8% US Births To Illegal Aliens
A staggering 8 percent of all babies born in the United States in 2008 were offspring of illegal aliens. What are the public policy implications?
A staggering 8 percent of all babies born in the United States in 2008 were offspring of illegal aliens, Pew Hispanic Center reports.
An estimated 340,000 of the 4.3 million babies born in the United States in 2008 were the offspring of unauthorized immigrants, according to a new analysis of Census Bureau data by the Pew Hispanic Center.
Unauthorized immigrants comprise slightly more than 4% of the adult population of the U.S., but because they are relatively young and have high birthrates, their children make up a much larger share of both the newborn population (8%) and the child population (7% of those younger than age 18) in this country.
These figures are based on data from the U.S. Census Bureau’s March 2009 Current Population Survey, augmented with the Pew Hispanic Center’s analysis of the demographic characteristics of the unauthorized immigrant population using a “residual estimation methodology” it has employed for the past five years.
When Mark Ambinder tweeted this figure yesterday afternoon, I was extremely dubious.

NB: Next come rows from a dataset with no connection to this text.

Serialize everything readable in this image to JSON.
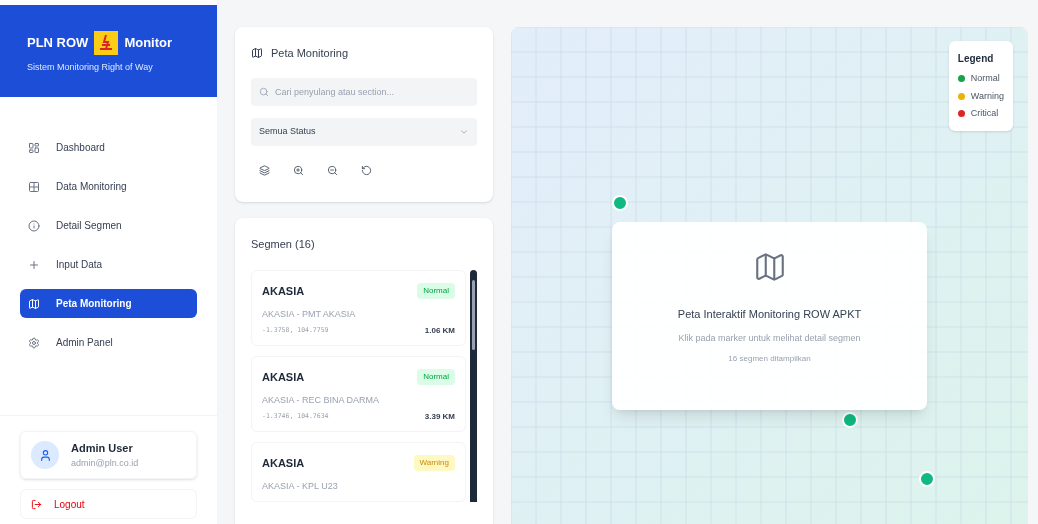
{
  "brand": {
    "title_left": "PLN ROW",
    "title_right": "Monitor",
    "subtitle": "Sistem Monitoring Right of Way"
  },
  "nav": [
    {
      "label": "Dashboard",
      "selected": false
    },
    {
      "label": "Data Monitoring",
      "selected": false
    },
    {
      "label": "Detail Segmen",
      "selected": false
    },
    {
      "label": "Input Data",
      "selected": false
    },
    {
      "label": "Peta Monitoring",
      "selected": true
    },
    {
      "label": "Admin Panel",
      "selected": false
    }
  ],
  "user": {
    "name": "Admin User",
    "email": "admin@pln.co.id"
  },
  "logout": "Logout",
  "controls": {
    "title": "Peta Monitoring",
    "search_placeholder": "Cari penyulang atau section...",
    "status_filter": "Semua Status"
  },
  "segments": {
    "title": "Segmen (16)",
    "items": [
      {
        "name": "AKASIA",
        "status": "Normal",
        "kind": "normal",
        "route": "AKASIA - PMT AKASIA",
        "coords": "-1.3758, 104.7759",
        "length": "1.06 KM"
      },
      {
        "name": "AKASIA",
        "status": "Normal",
        "kind": "normal",
        "route": "AKASIA - REC BINA DARMA",
        "coords": "-1.3746, 104.7634",
        "length": "3.39 KM"
      },
      {
        "name": "AKASIA",
        "status": "Warning",
        "kind": "warning",
        "route": "AKASIA - KPL U23"
      }
    ]
  },
  "legend": {
    "title": "Legend",
    "items": [
      {
        "label": "Normal",
        "color": "#16a34a"
      },
      {
        "label": "Warning",
        "color": "#eab308"
      },
      {
        "label": "Critical",
        "color": "#dc2626"
      }
    ]
  },
  "map_card": {
    "title": "Peta Interaktif Monitoring ROW APKT",
    "hint": "Klik pada marker untuk melihat detail segmen",
    "count": "16 segmen ditampilkan"
  },
  "markers": [
    {
      "color": "#10b981"
    },
    {
      "color": "#10b981"
    },
    {
      "color": "#10b981"
    }
  ]
}
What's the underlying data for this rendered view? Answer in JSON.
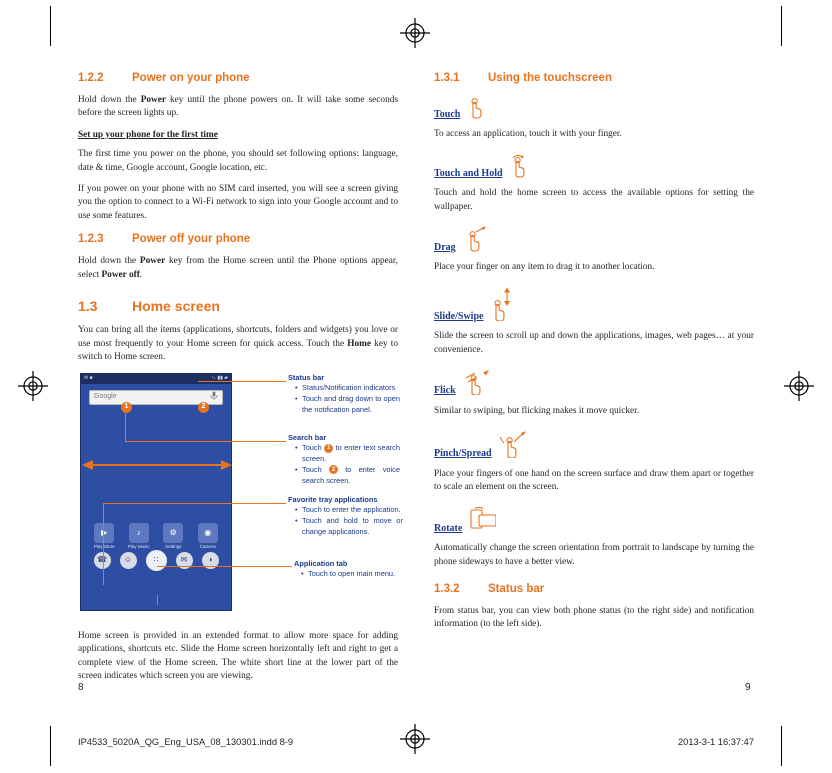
{
  "document": {
    "left_page_number": "8",
    "right_page_number": "9",
    "footer_file": "IP4533_5020A_QG_Eng_USA_08_130301.indd   8-9",
    "footer_date": "2013-3-1   16:37:47"
  },
  "left_column": {
    "s122": {
      "num": "1.2.2",
      "title": "Power on your phone",
      "p1_before": "Hold down the ",
      "p1_bold": "Power",
      "p1_after": " key until the phone powers on. It will take some seconds before the screen lights up."
    },
    "setup": {
      "heading": "Set up your phone for the first time",
      "p1": "The first time you power on the phone, you should set following options: language, date & time, Google account, Google location, etc.",
      "p2": "If you power on your phone with no SIM card inserted, you will see a screen giving you the option to connect to a Wi-Fi network to sign into your Google account and to use some features."
    },
    "s123": {
      "num": "1.2.3",
      "title": "Power off your phone",
      "p1_before": "Hold down the ",
      "p1_bold1": "Power",
      "p1_mid": " key from the Home screen until the Phone options appear, select ",
      "p1_bold2": "Power off",
      "p1_after": "."
    },
    "s13": {
      "num": "1.3",
      "title": "Home screen",
      "p1_before": "You can bring all the items (applications, shortcuts, folders and widgets) you love or use most frequently to your Home screen for quick access. Touch the ",
      "p1_bold": "Home",
      "p1_after": " key to switch to Home screen."
    },
    "closing": "Home screen is provided in an extended format to allow more space for adding applications, shortcuts etc. Slide the Home screen horizontally left and right to get a complete view of the Home screen. The white short line at the lower part of the screen indicates which screen you are viewing."
  },
  "phone": {
    "status_left_icons": "✉ ■",
    "status_right_icons": "↑↓  ▮▮  ▰",
    "search_placeholder": "Google",
    "search_mic_glyph": "☰",
    "dock_apps": [
      {
        "label": "Play Store",
        "glyph": "▶"
      },
      {
        "label": "Play Music",
        "glyph": "♪"
      },
      {
        "label": "Settings",
        "glyph": "⚙"
      },
      {
        "label": "Camera",
        "glyph": "◉"
      }
    ],
    "tray_icons": [
      {
        "name": "phone-icon",
        "glyph": "☎"
      },
      {
        "name": "contacts-icon",
        "glyph": "☺"
      },
      {
        "name": "app-tab-icon",
        "glyph": "∷"
      },
      {
        "name": "messaging-icon",
        "glyph": "✉"
      },
      {
        "name": "browser-icon",
        "glyph": "◑"
      }
    ],
    "badges": {
      "one": "1",
      "two": "2"
    }
  },
  "callouts": {
    "status_bar": {
      "title": "Status bar",
      "items": [
        "Status/Notification indicators",
        "Touch and drag down to open the notification panel."
      ]
    },
    "search_bar": {
      "title": "Search bar",
      "item1_a": "Touch ",
      "item1_badge": "1",
      "item1_b": " to enter text search screen.",
      "item2_a": "Touch ",
      "item2_badge": "2",
      "item2_b": " to enter voice search screen."
    },
    "favorite_tray": {
      "title": "Favorite tray applications",
      "items": [
        "Touch to enter the application.",
        "Touch and hold to move or change applications."
      ]
    },
    "application_tab": {
      "title": "Application tab",
      "items": [
        "Touch to open main menu."
      ]
    }
  },
  "right_column": {
    "s131": {
      "num": "1.3.1",
      "title": "Using the touchscreen"
    },
    "gestures": [
      {
        "name": "Touch",
        "icon": "touch-gesture-icon",
        "text": "To access an application, touch it with your finger."
      },
      {
        "name": "Touch and Hold",
        "icon": "touch-and-hold-gesture-icon",
        "text": "Touch and hold the home screen to access the available options for setting the wallpaper."
      },
      {
        "name": "Drag",
        "icon": "drag-gesture-icon",
        "text": "Place your finger on any item to drag it to another location."
      },
      {
        "name": "Slide/Swipe",
        "icon": "slide-swipe-gesture-icon",
        "text": "Slide the screen to scroll up and down the applications, images, web pages… at your convenience."
      },
      {
        "name": "Flick",
        "icon": "flick-gesture-icon",
        "text": "Similar to swiping, but flicking makes it move quicker."
      },
      {
        "name": "Pinch/Spread",
        "icon": "pinch-spread-gesture-icon",
        "text": "Place your fingers of one hand on the screen surface and draw them apart or together to scale an element on the screen."
      },
      {
        "name": "Rotate",
        "icon": "rotate-gesture-icon",
        "text": "Automatically change the screen orientation from portrait to landscape by turning the phone sideways to have a better view."
      }
    ],
    "s132": {
      "num": "1.3.2",
      "title": "Status bar",
      "text": "From status bar, you can view both phone status (to the right side) and notification information (to the left side)."
    }
  },
  "colors": {
    "accent_orange": "#e8731e",
    "heading_blue": "#1b3a8c",
    "body_text": "#231f20",
    "phone_bg": "#2d4ea2"
  }
}
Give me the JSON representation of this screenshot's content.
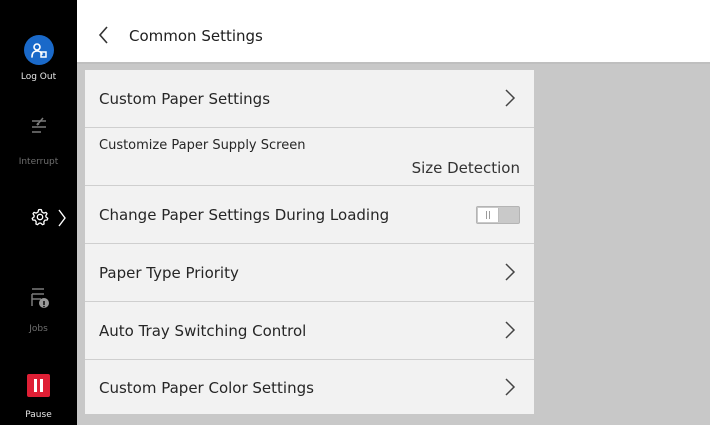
{
  "sidebar": {
    "logout_label": "Log Out",
    "interrupt_label": "Interrupt",
    "jobs_label": "Jobs",
    "pause_label": "Pause",
    "settings_icon": "gear-icon",
    "logout_icon": "user-logout-icon",
    "interrupt_icon": "interrupt-icon",
    "jobs_icon": "jobs-icon",
    "pause_icon": "pause-icon",
    "colors": {
      "background": "#000000",
      "logout": "#1a69c9",
      "pause": "#df1f35"
    }
  },
  "header": {
    "title": "Common Settings",
    "back_icon": "chevron-left-icon"
  },
  "settings": {
    "items": [
      {
        "label": "Custom Paper Settings",
        "control": "chevron-right-icon"
      },
      {
        "label": "Customize Paper Supply Screen",
        "value": "Size Detection"
      },
      {
        "label": "Change Paper Settings During Loading",
        "control": "toggle",
        "state": "off"
      },
      {
        "label": "Paper Type Priority",
        "control": "chevron-right-icon"
      },
      {
        "label": "Auto Tray Switching Control",
        "control": "chevron-right-icon"
      },
      {
        "label": "Custom Paper Color Settings",
        "control": "chevron-right-icon"
      }
    ]
  }
}
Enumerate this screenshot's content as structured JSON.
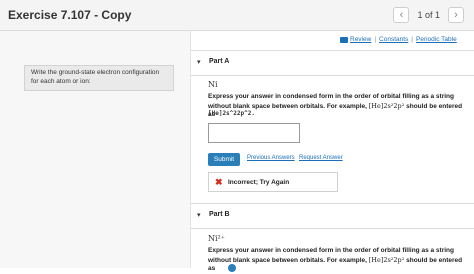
{
  "header": {
    "title": "Exercise 7.107 - Copy",
    "pager": {
      "prev_icon": "chevron-left-icon",
      "prev_glyph": "‹",
      "count": "1 of 1",
      "next_icon": "chevron-right-icon",
      "next_glyph": "›"
    }
  },
  "sidebar": {
    "prompt": "Write the ground-state electron configuration for each atom or ion:"
  },
  "links": {
    "review": "Review",
    "sep": "|",
    "constants": "Constants",
    "periodic_table": "Periodic Table"
  },
  "part_a": {
    "toggle_glyph": "▾",
    "label": "Part A",
    "species": "Ni",
    "instr_1": "Express your answer in condensed form in the order of orbital filling as a string without blank space between orbitals. For example, ",
    "instr_math": "[He]2s²2p²",
    "instr_2": " should be entered as",
    "example": "[He]2s^22p^2.",
    "input_value": "",
    "submit_label": "Submit",
    "previous_answers": "Previous Answers",
    "request_answer": "Request Answer",
    "feedback_icon": "✖",
    "feedback_text": "Incorrect; Try Again"
  },
  "part_b": {
    "toggle_glyph": "▾",
    "label": "Part B",
    "species": "Ni²⁺",
    "instr_1": "Express your answer in condensed form in the order of orbital filling as a string without blank space between orbitals. For example, ",
    "instr_math": "[He]2s²2p²",
    "instr_2": " should be entered as"
  },
  "colors": {
    "accent": "#2a7fb8",
    "link": "#1b6fb7",
    "error": "#d42a1a"
  }
}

It struck me as an implausibly high figure.
But, while I haven’t studied the full report (a PDF of which is available at the first link) I do trust Pew as a high caliber, honest survey research firm. So, I take their figure seriously. Truth of the matter is that we really have no way of getting precise information, since the very nature of illegal immigration requires doing one’s best to stay off the grid. But I trust that the Census Bureau’s estimate is the best possible and that Pew has used quality analysis to arrive at their guestimate.
I’m not sure knowing this factoid does for us.
Kevin Johnson, Dean and Professor of Law and Chicana/o Studies at UC Davis, implies that this vindicates Senator Lindsey Graham’s call for hearings on the birthright citizenship policy. But, while I don’t have a problem with hearings to gain a better understanding of the issue, it’s unclear what changing the policy — which may well require Constitutional amendment — would do for us.
We have a key missing piece of information here: How does this 8% differ from the other 92% as adult citizens? Are they any less productive or law-abiding?
New York magazine’s Nitasha Tiku seems to suggest that these 8 percent are a potential voting bloc that Graham and others should be wary of crossing.
At the other pole, TWI’s Elise Foley has perhaps the best unintentionally funny analysis of the information:
[W]ithout automatic citizenship for children born in the U.S., many of these children, like their parents, would be undocumented, adding to the illegal immigrant population in the U.S.
Aside from whatever lure automatic U.S. citizenship might have in attracting illegal immigration, the notion that you can solve a problem by defining it away is bizarre. Why, if we granted automatic U.S. citizenship to anyone who set foot on our soil, we’d solve the problem altogether!